Ato ecumênico lembra os 30 anos da morte de Herzog

A homenagem na Catedral da Sé em memória da morte do jornalista Vladimir Herzog, neste domingo, foi uma reedição de sua missa de 7º dia, que há 30 anos uniu diferentes grupos religiosos e políticos inconformados com sua morte, sob tortura. A reação à morte de Vlado, que o regime militar anunciou como suicídio, marcou o início da luta pela redemocratização – o jornalista passou a ser encarado como símbolo da tolerância, da justiça e da busca pela paz.

Além dos familiares e amigos de Vlado, o ato ecumênico de hoje, que durou quase duas horas, pôs lado a lado políticos de vários partidos, como o governador de São Paulo, Geraldo Alckmin, o prefeito José Serra e o deputado Alberto Goldman, todos do PSDB, o deputado petista Luiz Eduardo Greenhalgh (SP) e os ex-petistas Ivan Valente e Plínio de Arruda Sampaio, que hoje estão no PSOL. Acolheu e deu voz aos mais variados grupos religiosos, de católicos, protestantes e judeus a xamanistas, muçulmanos, espiritualistas e hindus.

Clarice Herzog, mulher de Vlado, chorou e lembrou de d. Hélder Câmara, na época arcebispo de Olinda, a quem atribui o apoio que a fez conseguir criar os filhos e seguir a vida. "Há 30 anos ele (d. Helder) esteve aqui e não pôde abrir a boca, porque estava proibido, porque era perigoso, como o Vlado representava o perigo, assim como tantos outros de nós", disse.

Em seguida, leu o poema ‘Deve ser Pesadelo’, de d. Helder, dedicado a Herzog. Clarice disse que na missa de 7º dia de Vlado, tentou não falar nada, mas não conseguiu, e lembrou que recebeu apoio de d. Helder para extravasar suas emoções. "A raiva que me fez conseguir viver."

Há 30 anos, assim como hoje, o ato foi celebrado pelo cardeal d. Paulo Evaristo Arns e pelo rabino Henry Sobel. "Gostaria de recordar os compromissos que assumimos há 30 anos, neste mesmo local, diante dos despojos daquele que havia sido arrebatado à força de nosso meio e tinha sido caluniado de toda forma, e depois foi glorificado no Brasil e no mundo inteiro", disse d. Paulo ao iniciar o ato. Ele falou de Vlado como amigo e mártir da liberdade e da democracia.

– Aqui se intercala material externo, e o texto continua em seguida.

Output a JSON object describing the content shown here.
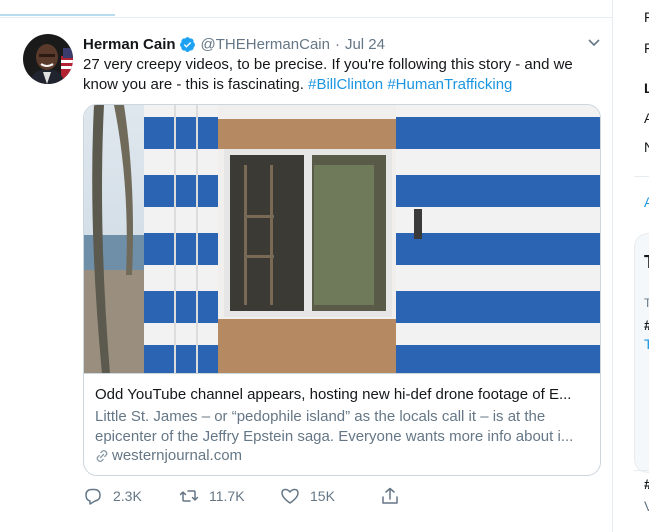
{
  "tweet": {
    "author_name": "Herman Cain",
    "author_handle": "@THEHermanCain",
    "separator": "·",
    "timestamp": "Jul 24",
    "text_plain": "27 very creepy videos, to be precise. If you're following this story - and we know you are - this is fascinating.",
    "hashtags": [
      "#BillClinton",
      "#HumanTrafficking"
    ],
    "card": {
      "title": "Odd YouTube channel appears, hosting new hi-def drone footage of E...",
      "desc_line1": "Little St. James – or “pedophile island” as the locals call it – is at the",
      "desc_line2": "epicenter of the Jeffry Epstein saga.  Everyone wants more info about i...",
      "domain": "westernjournal.com"
    },
    "actions": {
      "reply_count": "2.3K",
      "retweet_count": "11.7K",
      "like_count": "15K"
    }
  },
  "sidebar_fragments": [
    "F",
    "F",
    "L",
    "A",
    "N",
    "A",
    "T",
    "T",
    "#",
    "T",
    "#",
    "V"
  ],
  "icons": {
    "verified": "verified-badge-icon",
    "caret": "chevron-down-icon",
    "link": "link-icon",
    "reply": "reply-icon",
    "retweet": "retweet-icon",
    "like": "heart-icon",
    "share": "share-icon"
  },
  "colors": {
    "link_blue": "#1b95e0",
    "verified_blue": "#1da1f2",
    "secondary_text": "#657786",
    "border": "#ccd6dd"
  }
}
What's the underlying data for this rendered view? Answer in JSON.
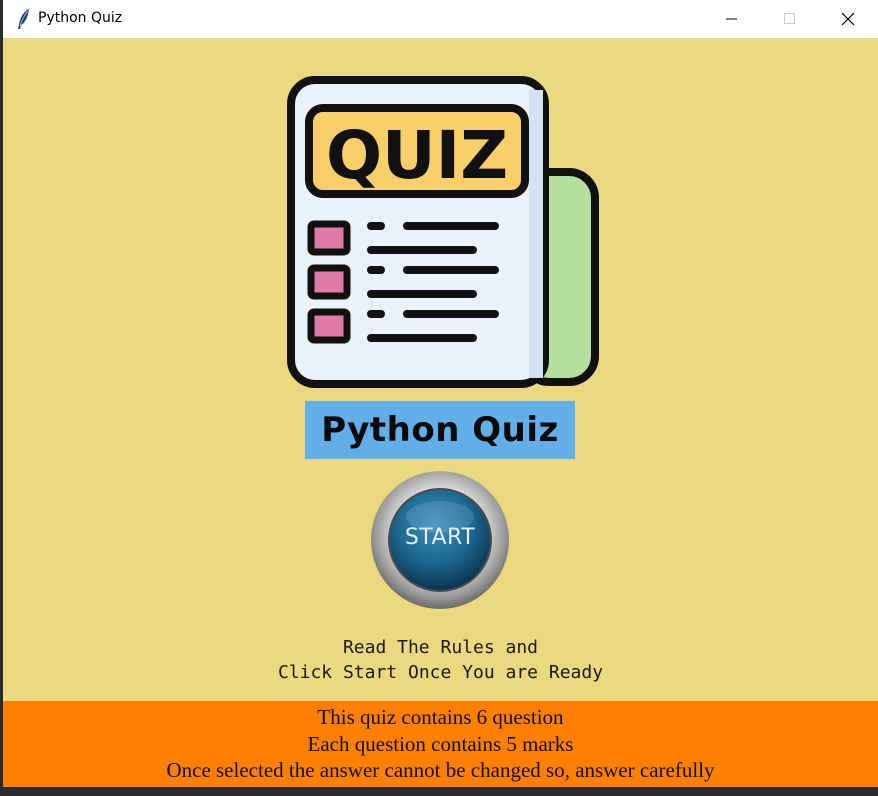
{
  "window": {
    "title": "Python Quiz",
    "controls": {
      "minimize": "minimize-icon",
      "maximize": "maximize-icon",
      "close": "close-icon"
    }
  },
  "logo": {
    "text": "QUIZ",
    "icon": "quiz-newspaper-icon"
  },
  "heading": {
    "text": "Python Quiz"
  },
  "start_button": {
    "label": "START"
  },
  "rules": {
    "line1": "Read The Rules and",
    "line2": "Click Start Once You are Ready"
  },
  "info": {
    "line1": "This quiz contains 6 question",
    "line2": "Each question contains 5 marks",
    "line3": "Once selected the answer cannot be changed so, answer carefully"
  },
  "colors": {
    "background": "#ecd87f",
    "heading_box": "#62aee8",
    "info_bar": "#ff7f00",
    "start_button": "#1e6a94"
  }
}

"Deus faz questão de dizer aos homens que é maldito quem mancha as mãos com o sangue de seu irmão. Então Vlado Herzog não terá morrido em vão, mas terá coroado os corações jovens para a sua autêntica missão na vida."

Sobel comentou com indignação a morte de Herzog, mas argumentou que ela "surtiu efeitos positivos incomensuráveis" no País. "Foi a pressão da sociedade que fez o governo militar refrear a ditadura militar. E é com essa mesma voz que assumimos hoje o compromisso, o sentimento de indignidade e inconformidade diante da violação dos direitos alheios."

Para Sobel, a grande resposta que a sociedade pode continuar a dar em memória de Herzog é se manifestar sempre, não se conformar com nenhuma arbitrariedade. "Assumimos hoje o compromisso de nunca mais calar, pois o silêncio é o mais grave dos pecados." Ao fim, Sobel repetiu o Kadish, oração judaica aos mortos, acompanhada por todos, de mãos dadas.

Ivo Herzog, filho de Vlado, que na época de sua morte tinha 8 anos, elogiou o ato e pediu que a mensagem de luta pela paz e pelos direitos humanos seja disseminada. "A violência hoje é outra, passou para um caráter mais social, mas a luta é sempre a mesma, pela dignidade humana", disse. "Muitos que estão aqui hoje ou que ouvem sobre o meu pai nem viveram na sua época, mas percebem que é muito importante e reconhecem o legado que ele deixou."